- Eisenstadt
- With the incorporation of the Burgenland into Austria after the end of World War I, Eisenstadt in 1925 became the provincial capital. Before then, the city and the Burgenland itself were part of the kingdom of Hungary. During World War II, the Nazi regime in Austria revoked the region’s provincial status altogether. Eisenstadt resumed its position as a capital after the conflict. Prehistoric settlement of the site dates from the Hallstatt culture of the first millennium BCE. Roman artifacts have been turned up there as well. The first documentary mention of the later Eisenstadt is as “minor Martin” (Hung.: Kismárton) in a Magyarized Latin text from 1264. In 1373, it was called “Eisenstat.” By 1388 it had become a market.The Habsburg Archduke Albrecht VI (1418–1463) acquired Eisenstadt in 1445, and for the next 200 years it was in Habsburg hands, though the dynasty mortgaged the town in 1622. In 1648, it was acquired as part of a land grant made by the Habsburgs as kings of Hungary to the Hungarian magnate family of Esterházy.

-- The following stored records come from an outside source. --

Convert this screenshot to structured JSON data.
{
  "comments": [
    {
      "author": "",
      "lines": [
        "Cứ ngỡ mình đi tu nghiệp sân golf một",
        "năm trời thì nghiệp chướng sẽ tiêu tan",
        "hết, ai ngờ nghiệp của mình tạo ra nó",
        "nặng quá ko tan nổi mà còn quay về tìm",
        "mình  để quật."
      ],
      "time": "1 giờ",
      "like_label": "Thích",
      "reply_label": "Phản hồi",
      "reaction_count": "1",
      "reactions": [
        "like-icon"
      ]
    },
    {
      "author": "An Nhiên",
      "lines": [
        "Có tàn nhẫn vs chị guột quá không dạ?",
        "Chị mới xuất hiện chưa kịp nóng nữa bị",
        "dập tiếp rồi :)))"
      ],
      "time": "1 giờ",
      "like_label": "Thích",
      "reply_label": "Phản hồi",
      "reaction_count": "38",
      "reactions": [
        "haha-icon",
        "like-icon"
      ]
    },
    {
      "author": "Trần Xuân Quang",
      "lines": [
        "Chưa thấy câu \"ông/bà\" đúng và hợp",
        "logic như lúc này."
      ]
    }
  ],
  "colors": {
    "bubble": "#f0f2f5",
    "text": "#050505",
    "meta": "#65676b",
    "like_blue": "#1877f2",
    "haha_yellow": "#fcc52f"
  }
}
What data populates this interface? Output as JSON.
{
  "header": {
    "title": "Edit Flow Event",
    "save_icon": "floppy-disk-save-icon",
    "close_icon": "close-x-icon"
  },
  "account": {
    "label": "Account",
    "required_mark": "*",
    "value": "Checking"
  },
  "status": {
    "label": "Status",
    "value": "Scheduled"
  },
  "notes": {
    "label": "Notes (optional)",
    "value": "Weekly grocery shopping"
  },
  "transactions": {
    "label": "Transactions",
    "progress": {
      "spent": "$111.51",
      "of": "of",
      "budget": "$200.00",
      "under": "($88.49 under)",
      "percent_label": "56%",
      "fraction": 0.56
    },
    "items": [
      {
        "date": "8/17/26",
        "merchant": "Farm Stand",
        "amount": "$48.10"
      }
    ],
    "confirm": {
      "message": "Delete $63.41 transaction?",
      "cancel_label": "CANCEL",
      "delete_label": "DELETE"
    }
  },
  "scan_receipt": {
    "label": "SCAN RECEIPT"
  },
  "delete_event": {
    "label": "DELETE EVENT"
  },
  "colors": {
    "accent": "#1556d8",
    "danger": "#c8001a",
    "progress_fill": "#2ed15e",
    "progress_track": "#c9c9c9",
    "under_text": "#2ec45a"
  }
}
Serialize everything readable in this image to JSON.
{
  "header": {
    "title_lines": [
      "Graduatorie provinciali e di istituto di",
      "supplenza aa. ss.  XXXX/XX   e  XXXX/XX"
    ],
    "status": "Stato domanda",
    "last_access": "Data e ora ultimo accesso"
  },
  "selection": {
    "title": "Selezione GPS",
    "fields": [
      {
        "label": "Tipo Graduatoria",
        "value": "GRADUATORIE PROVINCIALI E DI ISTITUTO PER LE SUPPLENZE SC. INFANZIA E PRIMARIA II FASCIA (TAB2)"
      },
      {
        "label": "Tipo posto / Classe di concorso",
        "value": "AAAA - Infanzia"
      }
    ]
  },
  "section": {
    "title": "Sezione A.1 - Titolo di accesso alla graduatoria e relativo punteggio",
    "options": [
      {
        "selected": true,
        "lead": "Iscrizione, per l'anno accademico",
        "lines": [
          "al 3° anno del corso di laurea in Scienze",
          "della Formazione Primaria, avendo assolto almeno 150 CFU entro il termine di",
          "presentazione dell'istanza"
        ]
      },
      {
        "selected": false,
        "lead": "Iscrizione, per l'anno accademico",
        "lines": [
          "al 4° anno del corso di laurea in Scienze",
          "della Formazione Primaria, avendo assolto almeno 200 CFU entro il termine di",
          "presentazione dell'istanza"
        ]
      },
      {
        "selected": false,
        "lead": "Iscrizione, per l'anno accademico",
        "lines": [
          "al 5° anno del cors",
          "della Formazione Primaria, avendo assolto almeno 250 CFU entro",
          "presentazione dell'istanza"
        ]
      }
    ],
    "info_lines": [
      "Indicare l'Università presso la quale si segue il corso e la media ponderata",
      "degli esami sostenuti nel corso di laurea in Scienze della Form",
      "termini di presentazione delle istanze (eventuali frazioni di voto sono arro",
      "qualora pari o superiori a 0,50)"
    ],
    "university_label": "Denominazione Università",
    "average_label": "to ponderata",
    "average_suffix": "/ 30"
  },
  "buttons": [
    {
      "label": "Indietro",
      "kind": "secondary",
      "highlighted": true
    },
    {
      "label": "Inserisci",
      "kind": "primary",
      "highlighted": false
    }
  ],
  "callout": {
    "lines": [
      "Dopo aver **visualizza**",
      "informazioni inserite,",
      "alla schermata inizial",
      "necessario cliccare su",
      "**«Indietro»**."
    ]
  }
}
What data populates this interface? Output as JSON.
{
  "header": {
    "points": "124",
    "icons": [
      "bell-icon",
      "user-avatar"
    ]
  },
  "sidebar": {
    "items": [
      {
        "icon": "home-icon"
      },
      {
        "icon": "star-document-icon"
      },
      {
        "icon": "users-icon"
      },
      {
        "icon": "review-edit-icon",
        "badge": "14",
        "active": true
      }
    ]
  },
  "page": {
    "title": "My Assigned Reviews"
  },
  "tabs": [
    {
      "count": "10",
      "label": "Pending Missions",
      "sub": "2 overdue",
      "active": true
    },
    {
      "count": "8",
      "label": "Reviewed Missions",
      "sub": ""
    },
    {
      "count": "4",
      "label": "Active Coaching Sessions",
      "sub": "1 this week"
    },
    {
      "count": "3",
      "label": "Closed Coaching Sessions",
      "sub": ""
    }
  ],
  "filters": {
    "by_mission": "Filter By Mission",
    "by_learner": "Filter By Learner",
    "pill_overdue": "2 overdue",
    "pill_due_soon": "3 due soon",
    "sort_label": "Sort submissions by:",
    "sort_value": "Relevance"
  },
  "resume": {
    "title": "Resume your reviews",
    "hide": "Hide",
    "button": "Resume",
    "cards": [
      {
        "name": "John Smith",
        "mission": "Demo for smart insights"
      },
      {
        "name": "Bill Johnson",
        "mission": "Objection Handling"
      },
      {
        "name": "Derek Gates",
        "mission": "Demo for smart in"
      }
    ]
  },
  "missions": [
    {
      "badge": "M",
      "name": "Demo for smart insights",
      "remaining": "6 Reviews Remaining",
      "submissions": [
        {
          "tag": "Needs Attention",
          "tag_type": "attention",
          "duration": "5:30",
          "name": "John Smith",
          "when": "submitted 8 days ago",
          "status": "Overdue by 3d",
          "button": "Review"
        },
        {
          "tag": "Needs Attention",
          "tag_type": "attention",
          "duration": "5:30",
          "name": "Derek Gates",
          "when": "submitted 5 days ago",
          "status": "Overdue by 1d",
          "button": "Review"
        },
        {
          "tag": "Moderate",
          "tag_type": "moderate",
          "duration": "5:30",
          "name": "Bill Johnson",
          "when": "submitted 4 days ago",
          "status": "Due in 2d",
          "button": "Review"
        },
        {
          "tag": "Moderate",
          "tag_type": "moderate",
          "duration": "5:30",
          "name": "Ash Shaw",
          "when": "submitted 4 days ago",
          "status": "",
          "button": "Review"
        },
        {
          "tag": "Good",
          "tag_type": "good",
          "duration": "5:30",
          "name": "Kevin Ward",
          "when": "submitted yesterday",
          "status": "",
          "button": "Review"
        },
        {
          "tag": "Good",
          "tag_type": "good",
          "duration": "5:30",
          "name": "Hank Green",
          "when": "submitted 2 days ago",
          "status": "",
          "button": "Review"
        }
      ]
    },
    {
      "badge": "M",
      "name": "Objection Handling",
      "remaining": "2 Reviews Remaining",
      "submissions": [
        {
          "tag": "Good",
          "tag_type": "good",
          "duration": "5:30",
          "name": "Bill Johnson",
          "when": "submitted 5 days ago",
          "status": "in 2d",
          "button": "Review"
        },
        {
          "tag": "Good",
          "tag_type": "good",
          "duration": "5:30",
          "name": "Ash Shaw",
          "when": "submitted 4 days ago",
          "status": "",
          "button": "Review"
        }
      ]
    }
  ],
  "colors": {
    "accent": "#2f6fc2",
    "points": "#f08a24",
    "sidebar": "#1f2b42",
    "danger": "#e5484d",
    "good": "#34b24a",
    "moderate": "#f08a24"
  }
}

A grandiose palace built by the Esterházys dominates the center of the city to this day. Eisenstadt became a royal Hungarian free city. From 1761 to 1790, the composer Franz Joseph Haydn was the chapel choir director of the family. In this position, he wrote not only at the command of the house, but privately as well. A substantial portion of his voluminous output dates from his years of employment in the Esterházy Palace.
Historical dictionary of Austria. Paula Sutter Fichtner. 2014.